3. Um dos autores que ficou, queixa-se de ter sido insultado pela autora Fernanda Câncio. É verdade?
                                                                                                                                                 uma vez que entendeu pessoalizar em mim grande parte da sua teoria sobre este fundamental assunto, exerço aqui o meu direito de resposta.

não é que alguém, nomeadamente o paulo pinto mascarenhas, tenha alguma coisa a ver com isso, mas aqui vai: saímos nove do 5dias porque sentimos que os fundadores do blogue ainda presentes não estavam agradados com a nossa presença, ao ponto de anunciarem a sua saída. só podíamos pois concluir que aquilo que para os fundadores seria o objectivo do blogue não se coadunaria ou teria deixado de se coadunar com a presença e opiniões de certas pessoas. essas certas pessoas tendo decidido sair, outras decidiram sair com elas, com a ideia de continuar a blogar noutro blogue – porque gostamos de blogar e gostamos de blogar uns com os outros. a prova de que a razão da saída dos fundadores se prendia com a presença dos blogueres da jugular no 5dias está no facto de os fundadores terem voltado ao 5dias depois de os blogueres da jugular saírem. tudo está bem quando acaba bem, portanto.

pergunta dois: não, a saída não teve rigorosamente nada a ver com ‘diferenças de opinião sobre o "caso ERC" e a credibilidade das pressões ilegítimas sobre o primeiro-ministro”, sejam lá o que forem as ditas “pressões ilegítimas sobre o primeiro-ministro’, e por mais que isso contradiga o que o paulo pinto mascarenhas já escreveu sobre o assunto e escreverá decerto na sua coluna de jornal. lamento o sofrimento que lhe causo e tanto trabalho deitado à rua, mas de facto não foram ‘diferenças de opinião sobre essa matéria’ que me levaram a sair do 5dias, nem me parece ter sido o caso de qualquer dos restantes oito ex-blogueres do 5dias que integram o jugular. aliás, qualquer leitura, mesmo desatenta, do tempo em que eu e os outros oito estivemos no 5dias permitirá perceber que não só convivemos muito bem com diferenças, por vezes muito vincadas, de opinião, como essas diferenças de opinião existem e são bem vindas entre os bloggers da jugular.

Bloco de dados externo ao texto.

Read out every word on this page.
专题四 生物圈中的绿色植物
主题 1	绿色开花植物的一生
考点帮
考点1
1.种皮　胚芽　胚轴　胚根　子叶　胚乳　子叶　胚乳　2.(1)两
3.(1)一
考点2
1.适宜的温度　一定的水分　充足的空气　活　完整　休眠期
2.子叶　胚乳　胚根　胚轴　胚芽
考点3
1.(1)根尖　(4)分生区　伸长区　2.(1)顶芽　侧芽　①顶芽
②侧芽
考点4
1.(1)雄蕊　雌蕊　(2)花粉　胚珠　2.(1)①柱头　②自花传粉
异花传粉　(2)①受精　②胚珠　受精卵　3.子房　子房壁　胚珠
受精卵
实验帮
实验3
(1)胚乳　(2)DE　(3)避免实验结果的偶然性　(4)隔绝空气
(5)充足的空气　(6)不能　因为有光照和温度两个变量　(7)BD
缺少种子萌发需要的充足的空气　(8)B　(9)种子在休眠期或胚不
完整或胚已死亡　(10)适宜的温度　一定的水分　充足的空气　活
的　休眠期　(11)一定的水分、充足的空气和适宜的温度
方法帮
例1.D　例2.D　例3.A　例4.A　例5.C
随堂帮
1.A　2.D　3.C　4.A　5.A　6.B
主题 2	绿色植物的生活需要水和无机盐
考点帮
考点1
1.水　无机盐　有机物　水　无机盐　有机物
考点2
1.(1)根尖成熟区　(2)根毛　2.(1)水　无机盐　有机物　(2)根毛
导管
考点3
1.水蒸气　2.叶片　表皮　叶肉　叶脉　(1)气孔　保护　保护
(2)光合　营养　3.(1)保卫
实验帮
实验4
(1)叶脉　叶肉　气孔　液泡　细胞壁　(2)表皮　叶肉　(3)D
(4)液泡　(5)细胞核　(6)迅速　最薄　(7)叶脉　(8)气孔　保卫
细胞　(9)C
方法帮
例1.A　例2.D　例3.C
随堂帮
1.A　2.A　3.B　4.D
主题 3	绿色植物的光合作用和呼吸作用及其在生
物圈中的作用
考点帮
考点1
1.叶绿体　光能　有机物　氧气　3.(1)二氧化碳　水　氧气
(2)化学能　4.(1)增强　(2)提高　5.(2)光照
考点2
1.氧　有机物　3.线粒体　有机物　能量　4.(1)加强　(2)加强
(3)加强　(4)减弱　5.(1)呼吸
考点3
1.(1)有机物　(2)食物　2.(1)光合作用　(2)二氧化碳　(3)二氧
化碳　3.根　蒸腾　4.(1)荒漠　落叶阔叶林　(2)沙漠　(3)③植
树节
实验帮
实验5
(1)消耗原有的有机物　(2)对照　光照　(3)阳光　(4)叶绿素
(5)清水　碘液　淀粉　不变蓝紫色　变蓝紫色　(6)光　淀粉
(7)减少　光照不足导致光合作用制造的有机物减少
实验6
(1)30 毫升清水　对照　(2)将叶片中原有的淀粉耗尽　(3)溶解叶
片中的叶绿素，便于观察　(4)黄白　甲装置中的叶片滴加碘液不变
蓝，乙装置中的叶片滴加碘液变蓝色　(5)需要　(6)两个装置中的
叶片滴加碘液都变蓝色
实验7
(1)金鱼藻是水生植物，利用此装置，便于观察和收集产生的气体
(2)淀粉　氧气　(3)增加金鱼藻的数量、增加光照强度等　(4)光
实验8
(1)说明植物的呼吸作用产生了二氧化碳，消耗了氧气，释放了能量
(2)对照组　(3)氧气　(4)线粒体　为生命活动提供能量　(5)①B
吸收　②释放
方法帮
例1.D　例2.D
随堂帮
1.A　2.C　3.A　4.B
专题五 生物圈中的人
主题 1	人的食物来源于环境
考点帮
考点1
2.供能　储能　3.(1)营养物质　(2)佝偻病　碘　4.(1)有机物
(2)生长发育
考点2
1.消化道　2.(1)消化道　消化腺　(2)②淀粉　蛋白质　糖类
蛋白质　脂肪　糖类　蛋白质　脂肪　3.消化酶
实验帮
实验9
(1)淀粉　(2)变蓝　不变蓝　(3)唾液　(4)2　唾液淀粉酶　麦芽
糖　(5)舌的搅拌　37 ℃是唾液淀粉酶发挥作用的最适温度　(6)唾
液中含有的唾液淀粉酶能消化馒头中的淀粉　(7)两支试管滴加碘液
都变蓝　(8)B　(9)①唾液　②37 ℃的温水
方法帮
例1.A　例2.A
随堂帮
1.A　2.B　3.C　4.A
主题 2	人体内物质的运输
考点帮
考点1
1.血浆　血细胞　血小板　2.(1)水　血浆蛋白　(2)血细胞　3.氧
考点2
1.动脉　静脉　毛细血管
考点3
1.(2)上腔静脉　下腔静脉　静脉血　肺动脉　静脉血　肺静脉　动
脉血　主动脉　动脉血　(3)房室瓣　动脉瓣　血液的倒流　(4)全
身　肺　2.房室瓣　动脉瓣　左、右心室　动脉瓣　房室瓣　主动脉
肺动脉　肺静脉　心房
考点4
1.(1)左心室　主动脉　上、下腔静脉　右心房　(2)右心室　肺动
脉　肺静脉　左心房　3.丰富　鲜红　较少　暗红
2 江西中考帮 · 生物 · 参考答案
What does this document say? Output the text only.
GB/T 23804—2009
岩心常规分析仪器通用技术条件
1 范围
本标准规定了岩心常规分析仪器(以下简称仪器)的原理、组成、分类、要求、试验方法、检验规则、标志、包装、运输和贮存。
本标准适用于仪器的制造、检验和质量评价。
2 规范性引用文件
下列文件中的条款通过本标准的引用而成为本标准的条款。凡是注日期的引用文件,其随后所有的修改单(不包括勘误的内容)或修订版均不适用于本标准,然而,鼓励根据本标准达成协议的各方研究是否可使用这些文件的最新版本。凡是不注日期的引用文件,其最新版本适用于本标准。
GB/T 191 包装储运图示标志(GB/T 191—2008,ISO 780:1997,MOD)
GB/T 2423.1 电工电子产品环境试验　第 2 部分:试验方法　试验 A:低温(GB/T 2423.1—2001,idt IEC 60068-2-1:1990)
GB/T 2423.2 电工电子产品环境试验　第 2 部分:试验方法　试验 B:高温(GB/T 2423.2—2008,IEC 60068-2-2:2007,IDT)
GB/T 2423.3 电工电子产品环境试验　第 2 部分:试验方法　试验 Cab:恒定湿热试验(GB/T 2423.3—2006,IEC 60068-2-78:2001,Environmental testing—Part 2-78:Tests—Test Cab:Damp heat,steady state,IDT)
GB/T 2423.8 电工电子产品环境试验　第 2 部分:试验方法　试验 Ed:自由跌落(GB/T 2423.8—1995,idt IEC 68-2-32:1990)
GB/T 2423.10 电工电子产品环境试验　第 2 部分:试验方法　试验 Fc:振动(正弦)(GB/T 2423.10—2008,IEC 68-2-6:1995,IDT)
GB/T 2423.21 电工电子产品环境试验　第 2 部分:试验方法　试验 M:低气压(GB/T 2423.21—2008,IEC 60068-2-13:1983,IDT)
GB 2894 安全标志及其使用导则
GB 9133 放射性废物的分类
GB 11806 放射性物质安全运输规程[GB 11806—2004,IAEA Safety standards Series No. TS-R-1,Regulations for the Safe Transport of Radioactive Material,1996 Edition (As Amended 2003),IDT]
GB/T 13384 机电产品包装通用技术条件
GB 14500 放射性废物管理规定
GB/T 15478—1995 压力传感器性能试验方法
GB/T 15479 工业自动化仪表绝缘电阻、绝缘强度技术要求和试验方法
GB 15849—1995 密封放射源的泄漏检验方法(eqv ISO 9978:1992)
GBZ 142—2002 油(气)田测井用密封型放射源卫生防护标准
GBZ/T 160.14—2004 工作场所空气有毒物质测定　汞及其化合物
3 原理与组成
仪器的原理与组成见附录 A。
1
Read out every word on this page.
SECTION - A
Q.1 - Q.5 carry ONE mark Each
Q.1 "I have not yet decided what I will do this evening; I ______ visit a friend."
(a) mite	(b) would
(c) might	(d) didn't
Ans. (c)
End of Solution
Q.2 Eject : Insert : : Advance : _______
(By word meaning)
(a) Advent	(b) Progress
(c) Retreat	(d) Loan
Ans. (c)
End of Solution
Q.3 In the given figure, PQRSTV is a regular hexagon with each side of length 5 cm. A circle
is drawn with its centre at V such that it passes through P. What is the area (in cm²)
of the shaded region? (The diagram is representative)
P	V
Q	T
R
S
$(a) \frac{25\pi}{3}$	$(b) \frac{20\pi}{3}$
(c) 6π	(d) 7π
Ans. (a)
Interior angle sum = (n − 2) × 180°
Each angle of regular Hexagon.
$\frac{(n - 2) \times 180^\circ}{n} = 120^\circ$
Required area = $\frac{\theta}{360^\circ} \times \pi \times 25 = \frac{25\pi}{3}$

terceira pergunta: não faço ideia do que fala. aliás, o paulo pinto mascarenhas, agora no seu papel de 'jornalista', não consegue sequer formular uma pergunta directa. ‘um dos autores que ficou, queixa-se de ter sido insultado pela autora fernanda câncio’, escreve paulo pinto mascarenhas (já agora, não se devem colocar vírgulas entre o sujeito e o predicado, que era como estas coisas se chamavam no meu tempo de escola primária). ‘um autor’ queixou-se? a quem? à polícia? ainda não fui notificada. quem é o autor? e qual foi o insulto? quando foi proferido? a bem dizer, nem é uma pergunta, mas uma insinuação. uma pessoa não identificada terá dito ao paulo pinto mascarenhas que se sentiu insultada por mim? bom, há quem se sinta insultado das mais variadas maneiras -- às vezes, quiçá, por má consciência. e a verdade é que nunca se sabe o que é que as pessoas podem considerar insulto.


por exemplo, se eu disser que o paulo pinto mascarenhas está a ter uma atitude desprezível e de uma baixeza espantosa ao fingir que quer saber o que se passou quando já tornou pública a sua sua teoria sobre o assunto e só quer ter uma resposta para aparentar cumprir aquilo que julga serem as regras do jornalismo e poder fazer aquilo que decidiu há muito fazer, e que me impressiona como tem coragem de se intitular jornalista e como há meios de comunicação social que o albergam nessa qualidade, se calhar o paulo pinto mascarenhas vai dizer que eu o insultei. eu acho que estou apenas a descrever o que vejo: uma pessoa sem princípios a tentar usar o que tem à mão para fazer um trabalho sujo. um paulo pinto mascarenhas, portanto. mais a sua novelazinha de cordel.